Frederic Spotts argues in The Shameful Peace, his landmark 2008 study of the conduct of French artists and intellectuals during the Nazi occupation, that “Cortot should have ended his days before a firing squad.” Spotts claims that Cortot’s wartime transgressions were directly comparable to those that led the postwar French government to either execute or sentence to life imprisonment more than a dozen writers, among them Robert Brasillach, who were tried and convicted of treason for collaborating with the Germans. According to Spotts, the pianist’s “celebration of collaboration” was “not merely voluntary but deliberate, gratuitous and purposive.”
Such a fate, however, was never in the cards for Cortot, just as Furtwängler, Herbert von Karajan, and virtually all of the other leading German musicians who cooperated with the Hitler regime were permitted to resume their careers, suffering only the lightest of sanctions for their offenses. Few war-weary music lovers wished to continue World War II by other means, and except for a modest number of prominent musicians who, like Adolf Busch and Arthur Rubinstein, refused thereafter to perform with such artists, their colleagues more than willingly accepted them back into the fold.
As for Cortot, he is now esteemed as the greatest of all French pianists, and most of those writers who feel obliged to mention in the same breath that he was also among the most notorious of France’s collabos typically do so in muted, almost apologetic tones. The English music critic Martin Cooper, who wrote the article about Cortot in the second edition of the New Grove Dictionary of Music and Musicians, is a case in point:
His knowledge and love of German culture predisposed him favourably towards the German occupiers of France in 1940–44, and he accepted influential positions in the Vichy government and opportunities to give concerts in Germany. These activities caused him to be considered persona non grata in France and elsewhere for some time after the war.
It is hard not to sympathize with such apologists, since recreative geniuses like Cortot—and no lesser word is strong enough—are always thin on the ground. For me as for other musicians and listeners, his recordings are revelatory, and it is impossible for me to imagine willingly doing without them. They prove that Cortot was worthy to have been ranked alongside the likes of Josef Hofmann, Sergei Rachmaninoff, and Artur Schnabel, the tallest giants of the golden age of classical piano playing.

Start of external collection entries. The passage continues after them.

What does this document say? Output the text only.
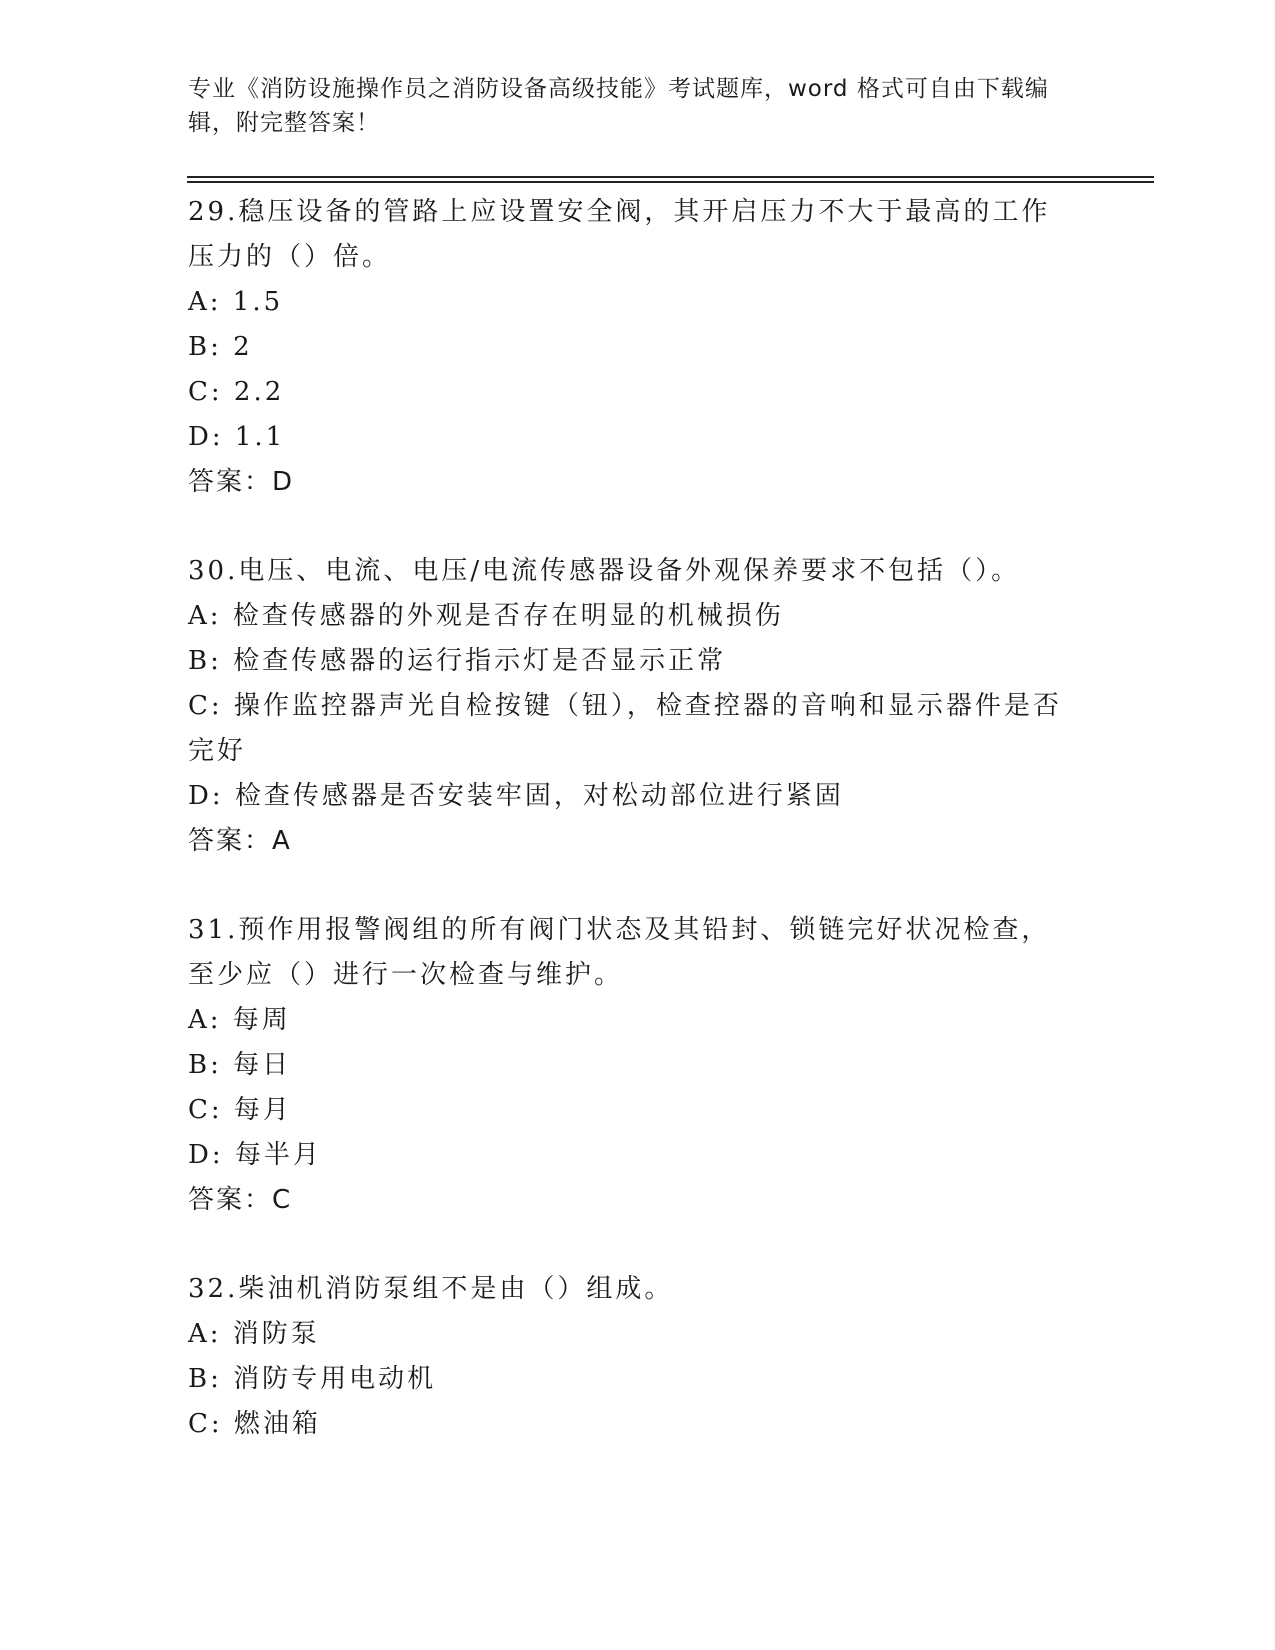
专业《消防设施操作员之消防设备高级技能》考试题库，word 格式可自由下载编辑，附完整答案！

29.稳压设备的管路上应设置安全阀，其开启压力不大于最高的工作压力的（）倍。

A: 1.5

B: 2

C: 2.2

D: 1.1

答案：D

30.电压、电流、电压/电流传感器设备外观保养要求不包括（）。

A: 检查传感器的外观是否存在明显的机械损伤

B: 检查传感器的运行指示灯是否显示正常

C: 操作监控器声光自检按键（钮），检查控器的音响和显示器件是否完好

D: 检查传感器是否安装牢固，对松动部位进行紧固

答案：A

31.预作用报警阀组的所有阀门状态及其铅封、锁链完好状况检查，至少应（）进行一次检查与维护。

A: 每周

B: 每日

C: 每月

D: 每半月

答案：C

32.柴油机消防泵组不是由（）组成。

A: 消防泵

B: 消防专用电动机

C: 燃油箱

How, then, are we to come to terms with the fact that they are the work of a man who collaborated enthusiastically with the most monstrous regime that the world has ever known? Ultimately unsatisfying as it is, the answer is that we cannot, and should not. What Cortot did during World War II will taint to the end of time the memory of his supreme artistry. Yet it cannot alter the indelible fact of that artistry, or help us understand how an artist capable of bringing such art into being was also capable of behaving as he did at the supreme moment of moral choice. For as Clement Greenberg so wisely said, “art solves nothing, either for the artist himself or for those who receive his art.” Least of all can it solve the impenetrable mystery of how beautiful art can be made by ugly men who—human, all too human—succumb to the temptation to serve evil and sell their souls. In the end, all we can do is love their art, but remember their deeds.
1 Alfred Cortot: The Master Pianist (EMI), a seven-CD boxed set, contains a representative selection of his solo and chamber-music recordings (including the 1933 version of Chopin’s Préludes discussed below).
2 The only full-length biography of the pianist, Bernard Gavoty’s Alfred Cortot (1995), is an exercise in hagiography that has yet to be translated into English.